Liam Rosenior diz que não está “assustado” com o desafio que o espera no Chelsea e insiste que será dono de si mesmo.
A nomeação de Rosenior como treinador principal foi confirmada na terça-feira e ele sucede a Enzo Maresca na posição de destaque.
Maresca foi demitido após um rompimento nas relações com a diretoria do clube e dá continuidade à tendência moderna de demissão de treinadores após ficarem do lado errado de figuras importantes dos clubes.
Tendo sido contratado do Estrasburgo, clube também propriedade da BlueCo, teme-se que Rosenior possa ser um bode expiatório para a equipa de liderança desportiva do Chelsea, mas o jogador de 41 anos insistiu que fará as coisas à sua maneira.
Ele disse: “Não acho que seja possível estar neste trabalho e não ser dono de si mesmo.

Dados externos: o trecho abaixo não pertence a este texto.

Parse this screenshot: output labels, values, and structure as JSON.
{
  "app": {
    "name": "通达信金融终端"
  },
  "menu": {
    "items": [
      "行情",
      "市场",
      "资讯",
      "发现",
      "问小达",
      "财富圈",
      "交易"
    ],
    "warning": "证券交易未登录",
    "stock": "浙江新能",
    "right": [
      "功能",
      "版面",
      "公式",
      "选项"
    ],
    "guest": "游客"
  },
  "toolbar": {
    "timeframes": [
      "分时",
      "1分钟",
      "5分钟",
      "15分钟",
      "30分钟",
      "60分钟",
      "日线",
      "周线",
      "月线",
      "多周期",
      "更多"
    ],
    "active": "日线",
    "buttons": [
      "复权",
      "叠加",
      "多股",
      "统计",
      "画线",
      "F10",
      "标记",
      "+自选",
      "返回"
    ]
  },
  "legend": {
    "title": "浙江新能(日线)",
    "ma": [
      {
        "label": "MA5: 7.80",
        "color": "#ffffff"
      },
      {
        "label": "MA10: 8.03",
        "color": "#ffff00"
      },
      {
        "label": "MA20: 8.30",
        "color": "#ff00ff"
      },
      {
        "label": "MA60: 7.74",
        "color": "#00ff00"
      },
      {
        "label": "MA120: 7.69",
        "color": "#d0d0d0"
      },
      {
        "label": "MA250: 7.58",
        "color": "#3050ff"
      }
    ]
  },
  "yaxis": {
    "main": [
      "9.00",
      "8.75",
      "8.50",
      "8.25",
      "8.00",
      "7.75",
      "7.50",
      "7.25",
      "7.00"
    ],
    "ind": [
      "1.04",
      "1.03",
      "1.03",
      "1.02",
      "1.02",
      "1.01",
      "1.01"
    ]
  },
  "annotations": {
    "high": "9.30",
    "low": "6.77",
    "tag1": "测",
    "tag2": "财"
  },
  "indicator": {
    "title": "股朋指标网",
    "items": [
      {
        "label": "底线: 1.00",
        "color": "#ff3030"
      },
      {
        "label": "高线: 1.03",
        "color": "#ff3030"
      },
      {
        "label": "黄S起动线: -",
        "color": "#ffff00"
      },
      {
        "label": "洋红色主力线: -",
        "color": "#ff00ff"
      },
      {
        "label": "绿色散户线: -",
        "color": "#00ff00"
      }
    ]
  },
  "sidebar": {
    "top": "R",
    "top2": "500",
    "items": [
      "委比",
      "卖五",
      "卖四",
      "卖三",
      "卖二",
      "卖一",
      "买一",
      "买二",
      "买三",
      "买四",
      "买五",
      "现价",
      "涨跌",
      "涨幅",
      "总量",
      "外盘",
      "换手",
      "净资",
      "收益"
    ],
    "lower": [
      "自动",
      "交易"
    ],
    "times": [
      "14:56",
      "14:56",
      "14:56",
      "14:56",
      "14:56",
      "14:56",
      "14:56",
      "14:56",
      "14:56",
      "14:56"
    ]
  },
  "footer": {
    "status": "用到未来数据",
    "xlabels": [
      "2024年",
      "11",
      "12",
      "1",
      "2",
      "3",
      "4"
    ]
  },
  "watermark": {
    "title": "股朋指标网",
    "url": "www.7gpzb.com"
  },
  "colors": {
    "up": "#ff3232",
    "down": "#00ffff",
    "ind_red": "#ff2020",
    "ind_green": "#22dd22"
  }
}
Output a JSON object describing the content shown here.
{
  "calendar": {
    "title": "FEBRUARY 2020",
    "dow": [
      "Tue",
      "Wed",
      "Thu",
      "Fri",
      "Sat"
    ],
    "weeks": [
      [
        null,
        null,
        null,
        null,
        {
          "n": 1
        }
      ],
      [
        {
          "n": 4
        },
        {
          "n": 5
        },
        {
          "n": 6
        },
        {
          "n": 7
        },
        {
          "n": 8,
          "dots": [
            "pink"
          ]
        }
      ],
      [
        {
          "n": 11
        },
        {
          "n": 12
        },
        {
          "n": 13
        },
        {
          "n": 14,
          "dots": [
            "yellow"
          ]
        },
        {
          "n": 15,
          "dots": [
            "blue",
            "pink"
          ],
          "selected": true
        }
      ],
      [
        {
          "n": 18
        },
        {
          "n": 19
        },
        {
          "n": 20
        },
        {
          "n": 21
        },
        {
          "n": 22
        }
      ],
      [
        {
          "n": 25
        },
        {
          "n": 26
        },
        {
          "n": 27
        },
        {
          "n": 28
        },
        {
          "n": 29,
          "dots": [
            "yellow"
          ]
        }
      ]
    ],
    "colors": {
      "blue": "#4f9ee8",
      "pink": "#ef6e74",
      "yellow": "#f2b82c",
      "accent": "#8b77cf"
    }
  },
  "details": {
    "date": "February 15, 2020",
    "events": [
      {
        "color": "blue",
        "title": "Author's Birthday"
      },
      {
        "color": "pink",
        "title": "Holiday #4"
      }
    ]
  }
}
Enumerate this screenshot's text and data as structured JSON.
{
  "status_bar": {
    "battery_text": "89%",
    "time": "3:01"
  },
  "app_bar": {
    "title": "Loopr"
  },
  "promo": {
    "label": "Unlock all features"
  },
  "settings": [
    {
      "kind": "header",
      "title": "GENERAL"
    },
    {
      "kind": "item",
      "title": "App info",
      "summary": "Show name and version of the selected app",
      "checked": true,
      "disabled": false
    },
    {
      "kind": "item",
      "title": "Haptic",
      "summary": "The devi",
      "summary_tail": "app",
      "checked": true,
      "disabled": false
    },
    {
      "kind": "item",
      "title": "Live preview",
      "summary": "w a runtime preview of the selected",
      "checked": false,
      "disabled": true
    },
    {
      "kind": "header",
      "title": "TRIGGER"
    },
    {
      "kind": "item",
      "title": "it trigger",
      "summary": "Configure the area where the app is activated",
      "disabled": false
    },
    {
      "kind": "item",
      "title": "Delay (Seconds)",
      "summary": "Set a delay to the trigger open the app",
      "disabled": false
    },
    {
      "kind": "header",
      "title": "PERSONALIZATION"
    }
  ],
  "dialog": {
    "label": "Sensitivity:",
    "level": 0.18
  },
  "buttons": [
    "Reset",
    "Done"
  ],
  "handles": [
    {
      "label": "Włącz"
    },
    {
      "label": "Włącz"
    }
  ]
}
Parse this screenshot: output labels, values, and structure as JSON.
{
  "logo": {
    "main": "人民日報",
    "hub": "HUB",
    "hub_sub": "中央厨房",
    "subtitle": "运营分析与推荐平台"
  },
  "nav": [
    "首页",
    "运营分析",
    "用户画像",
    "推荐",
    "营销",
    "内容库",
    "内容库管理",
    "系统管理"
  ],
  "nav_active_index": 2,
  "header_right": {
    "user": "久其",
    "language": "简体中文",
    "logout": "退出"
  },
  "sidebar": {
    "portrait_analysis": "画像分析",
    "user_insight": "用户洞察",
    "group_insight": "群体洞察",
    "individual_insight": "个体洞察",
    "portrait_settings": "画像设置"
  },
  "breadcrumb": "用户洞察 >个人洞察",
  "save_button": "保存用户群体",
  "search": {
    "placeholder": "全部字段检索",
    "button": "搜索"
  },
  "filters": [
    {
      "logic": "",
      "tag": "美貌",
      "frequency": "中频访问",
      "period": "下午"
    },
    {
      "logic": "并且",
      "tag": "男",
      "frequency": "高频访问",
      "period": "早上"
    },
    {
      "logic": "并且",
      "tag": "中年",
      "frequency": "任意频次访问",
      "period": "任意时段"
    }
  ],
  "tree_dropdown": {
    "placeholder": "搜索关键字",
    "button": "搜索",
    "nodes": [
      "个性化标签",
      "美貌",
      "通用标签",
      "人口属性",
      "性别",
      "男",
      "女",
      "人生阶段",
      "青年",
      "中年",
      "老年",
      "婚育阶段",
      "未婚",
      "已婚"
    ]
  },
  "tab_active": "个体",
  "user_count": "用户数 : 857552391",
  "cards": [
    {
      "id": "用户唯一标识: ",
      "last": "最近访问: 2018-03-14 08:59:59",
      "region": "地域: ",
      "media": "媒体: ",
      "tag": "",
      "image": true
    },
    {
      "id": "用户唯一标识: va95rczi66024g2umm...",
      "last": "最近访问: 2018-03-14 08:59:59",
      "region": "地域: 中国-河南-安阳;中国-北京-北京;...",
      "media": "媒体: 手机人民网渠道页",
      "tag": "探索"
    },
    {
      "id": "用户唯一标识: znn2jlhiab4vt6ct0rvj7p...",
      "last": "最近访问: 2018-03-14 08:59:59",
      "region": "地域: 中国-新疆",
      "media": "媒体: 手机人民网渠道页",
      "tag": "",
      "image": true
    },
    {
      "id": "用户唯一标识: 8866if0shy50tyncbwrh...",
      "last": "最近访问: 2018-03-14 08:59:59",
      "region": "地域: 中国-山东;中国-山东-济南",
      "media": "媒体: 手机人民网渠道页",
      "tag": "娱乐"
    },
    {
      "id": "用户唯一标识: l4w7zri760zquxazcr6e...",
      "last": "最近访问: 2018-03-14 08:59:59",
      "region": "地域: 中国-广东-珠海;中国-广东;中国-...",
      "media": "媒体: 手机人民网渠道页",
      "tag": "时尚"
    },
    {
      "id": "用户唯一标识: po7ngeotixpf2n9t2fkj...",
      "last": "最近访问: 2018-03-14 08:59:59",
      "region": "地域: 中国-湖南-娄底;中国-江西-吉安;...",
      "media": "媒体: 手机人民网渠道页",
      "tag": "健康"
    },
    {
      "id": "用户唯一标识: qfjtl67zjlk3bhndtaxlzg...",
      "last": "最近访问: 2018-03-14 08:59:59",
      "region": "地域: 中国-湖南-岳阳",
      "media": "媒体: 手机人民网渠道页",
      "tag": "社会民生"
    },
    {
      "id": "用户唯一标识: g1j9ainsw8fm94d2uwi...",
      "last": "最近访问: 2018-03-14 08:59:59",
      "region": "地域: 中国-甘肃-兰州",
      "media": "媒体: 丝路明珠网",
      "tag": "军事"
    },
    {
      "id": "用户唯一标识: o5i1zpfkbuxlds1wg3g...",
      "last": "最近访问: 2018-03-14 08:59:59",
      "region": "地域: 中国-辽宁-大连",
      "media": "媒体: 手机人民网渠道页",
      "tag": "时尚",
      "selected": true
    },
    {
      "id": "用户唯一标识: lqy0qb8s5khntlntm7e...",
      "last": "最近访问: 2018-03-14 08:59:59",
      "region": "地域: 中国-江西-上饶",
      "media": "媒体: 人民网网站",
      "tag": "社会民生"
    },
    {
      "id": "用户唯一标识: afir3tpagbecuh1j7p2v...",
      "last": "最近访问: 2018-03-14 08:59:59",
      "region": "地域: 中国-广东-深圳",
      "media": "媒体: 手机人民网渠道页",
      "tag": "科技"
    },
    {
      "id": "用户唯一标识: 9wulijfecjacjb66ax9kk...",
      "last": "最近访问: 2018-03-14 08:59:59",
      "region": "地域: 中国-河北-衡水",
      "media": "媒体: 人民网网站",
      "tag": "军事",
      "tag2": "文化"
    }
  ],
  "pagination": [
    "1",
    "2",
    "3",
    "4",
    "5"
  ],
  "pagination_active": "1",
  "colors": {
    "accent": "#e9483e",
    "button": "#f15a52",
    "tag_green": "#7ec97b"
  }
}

Eu entendo, não sou um alienígena e sei o que está sendo dito na imprensa, mas não há como você ser um gerente se não tomar as decisões por si mesmo.
“Tivemos um enorme sucesso em Estrasburgo e pretendo trabalhar da mesma forma aqui.”
Índice
- 1 Rosenior, técnico do Chelsea – a pressão existe desde o primeiro dia
- 2 ‘Para vencer você não pode ser legal o tempo todo’
Rosenior, técnico do Chelsea – a pressão existe desde o primeiro dia
O ex-técnico do Hull estará sob pressão instantânea para obter resultados, a partir de amanhã à noite, quando o Chelsea enfrentar o Charlton pela terceira rodada da Copa da Inglaterra.
Ele acrescentou: “Acho que a rotatividade (geral) de gestores agora é enorme. A pressão existe desde o primeiro dia e se eu não estivesse disposto a assumir essa pressão e esse privilégio, não estaria aqui. Se eu não estivesse disposto a assumir essa pressão e esse privilégio, não estaria aqui.”
“Estou ansioso por isso. Mal posso esperar por amanhã à noite. Os jogadores e a comissão técnica têm me apoiado muito e me fizeram sentir em casa.
“Se você está com medo ou com medo, não adianta ser treinador. Vou trabalhar 24 horas por dia. Vou pressioná-los a tentar ter sucesso.”
‘Para vencer você não pode ser legal o tempo todo’
O técnico interino, Calum McFarlane, liderou o time na derrota de quarta-feira à noite por 2 a 1 para o Fulham, resultado influenciado pela expulsão de Marc Cucurella no primeiro tempo, o quinto cartão vermelho do Chelsea nesta temporada. O revés fez com que o Chelsea caísse para o oitavo lugar na tabela da Premier League.
Questionado se a disciplina era uma preocupação, Rosenior disse: “É uma das poucas coisas que podemos melhorar. Sei como fazemos isso. Falei com os jogadores sobre como gerir contratempos.
“Eles demonstram paixão e emoção pela camisa.É fazer com que nos momentos-chave reagimos positivamente aos contratempos, mas acho que os erros vêm da paixão e não quero tirar isso deles.
“Para vencer você não pode ser legal o tempo todo, você tem que ter vantagem e não quero tirar isso dos rapazes.”